Before I could even process what to say next: “Oh, that’s OK!” She patted my arm twice, a silent There, there.

“Thank you,” I exhaled, releasing the in-breath I’d held for years. But her attention had already returned to the photos.

Astonished, I wondered if she’d actually understood what I said. With Mom, there were tears; with my sister, skepticism. Within myself, heaviness.

I couldn’t trust the ease. Overanalysis kicked in. Did she say “It’s OK” because she thinks it’s a flaw and loves me in spite of it?

Desperate to sound unaffected, I told her it was time to turn off the digital devices and get ready for bed. Then, my pounding heart muffled the sound of my voice as I quipped, “Hey, you know that there’s nothing wrong with being gay, right?”

An exasperated head tilt, playful eye roll, impish grin: “Ahh, I know.” She held up her hand, fingers curled into a ball: “Fist bump!”

I laughed. We fist bumped. The breezy, bemused ease of her gesture knocked my doubts aside, decentered my fearful core. With good-natured impatience, she was asking, Can we move on now? One day, I’ll thank her for showing me how.


Adult Essay Contest – Honorable Mention

The Maternal Line
By Dian Seidel

I didn’t know my great-grandmother Esther—she died 13 years before I was born—but I know a little about her. Records my mother discovered say she came from Volyn, a region in the Pale of Settlement, the Russian Empire’s vast Jewish ghetto. As an ancestral homeland, Volyn doesn’t entice me; I don’t know which shtetl she lived in or whether it’s in present-day Ukraine, Poland or Belarus. When her daughter, my grandmother, remembered the place she lived until age 16, she called it simply The Old Country.

All the rest of what I know about my great-grandmother comes from things she gave my grandmother. Things my grandmother gave my mother, and my mother later gave me. Things from The Old Country.

When my great-grandmother packed for the voyage from Volyn to America, she didn’t pack light. Suspended from my kitchen ceiling, her three long-handled copper pots resemble a set of measuring cups, but at eye level they dwarf my biggest stockpot. I’ll never know what she cooked in them. Her recipes are long gone.

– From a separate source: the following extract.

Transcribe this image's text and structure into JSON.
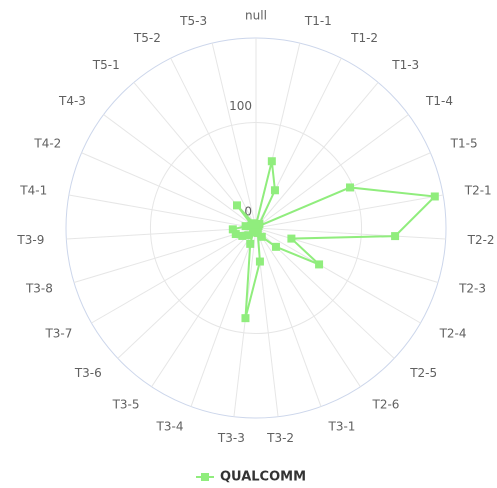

And I’ll never know what spice mixes or medicines she concocted in the pocked brass mortar and pestle that now sit on a shelf in my dining room. Like the pots, they are industrial-sized. If I were to drop them, they could surely shatter floor tiles or phalanges. Esther’s brass candlesticks aren’t quite as heavy, but I imagine they’d be serviceable self-defense during a pogrom or a home invasion.

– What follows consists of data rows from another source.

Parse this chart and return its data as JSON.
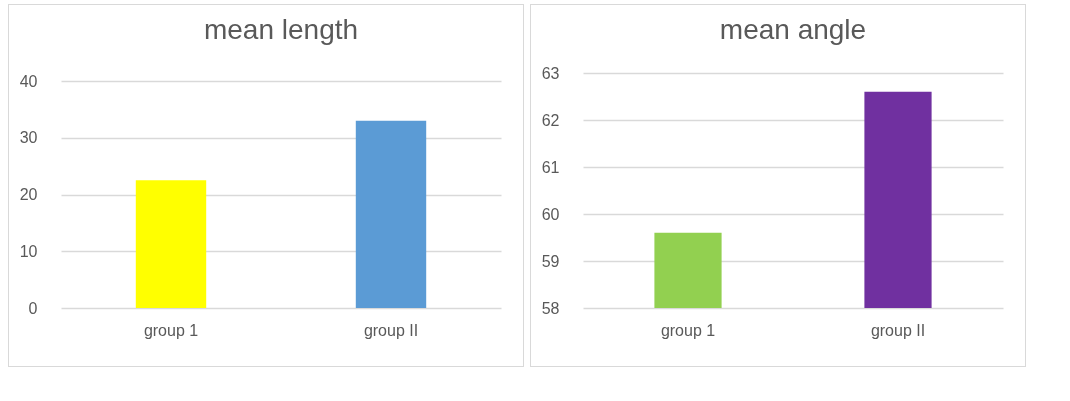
{
  "chart_data": [
    {
      "type": "bar",
      "title": "mean length",
      "categories": [
        "group 1",
        "group II"
      ],
      "values": [
        22.5,
        33
      ],
      "colors": [
        "#ffff00",
        "#5b9bd5"
      ],
      "ylim": [
        0,
        40
      ],
      "yticks": [
        0,
        10,
        20,
        30,
        40
      ],
      "grid": "y"
    },
    {
      "type": "bar",
      "title": "mean angle",
      "categories": [
        "group 1",
        "group II"
      ],
      "values": [
        59.6,
        62.6
      ],
      "colors": [
        "#92d050",
        "#7030a0"
      ],
      "ylim": [
        58,
        63
      ],
      "yticks": [
        58,
        59,
        60,
        61,
        62,
        63
      ],
      "grid": "y"
    }
  ]
}
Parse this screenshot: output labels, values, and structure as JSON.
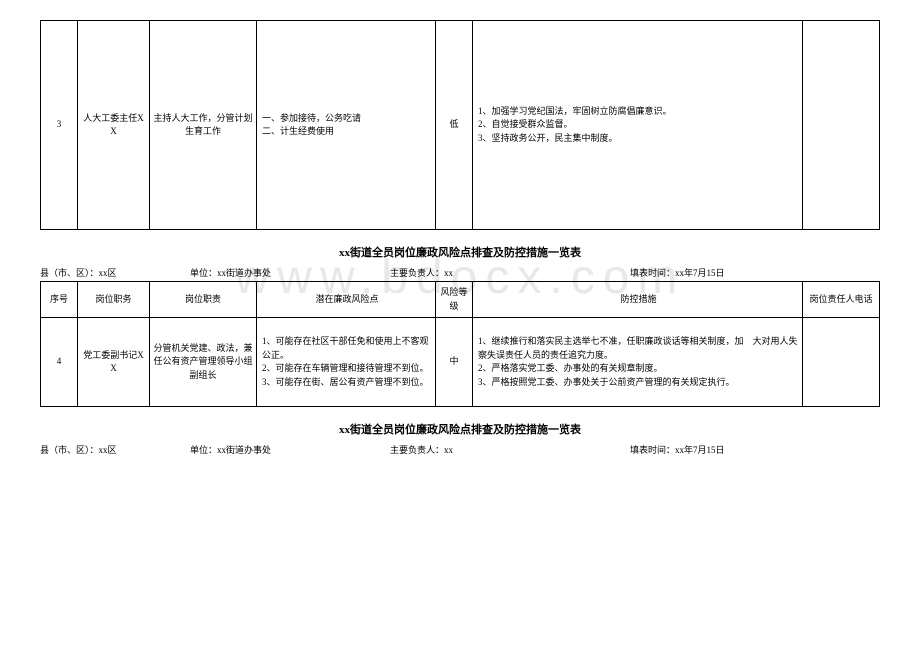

Clearly, my great-grandmother didn’t mind schlepping, or asking someone else to schlep, all this heavy metal. In 1909, after the overland and trans-Atlantic journey, an Ellis Island inspector with a buttonhook declared her husband’s eye infected and the family ineligible for entry. So they and all their belongings detoured to Argentina, where they remained for two years before returning and settling in Chelsea, Massachusetts.

About those candlesticks. I don’t know if Esther lit Shabbat candles, but I know her daughter did. Most Friday nights, Esther’s simple brass candlesticks graced my grandmother’s table, but on special holidays she used her silver set. After my grandmother died, my mother rarely used either pair, but she polished both regularly and kept them on display, each in its own nook of the gridded shelving that separated our dining room from our living room.

When, in her 90s, my mother fretted over the fate of the family heirlooms, my sister, named for Esther, took the silver candlesticks. I took the brass and copper. Like my mother, I put it all on display but never put it to use.

Three years ago my daughter married a man who observes the Sabbath as a day of rest. Esther’s candlesticks now live with them. For the first time in decades, the brass shows the wax drippings of weekly use.

It’s hard for me to picture Esther schlepping her housewares around the world. But I’m grateful for the light that shines on the face of her newborn great-great-great-granddaughter.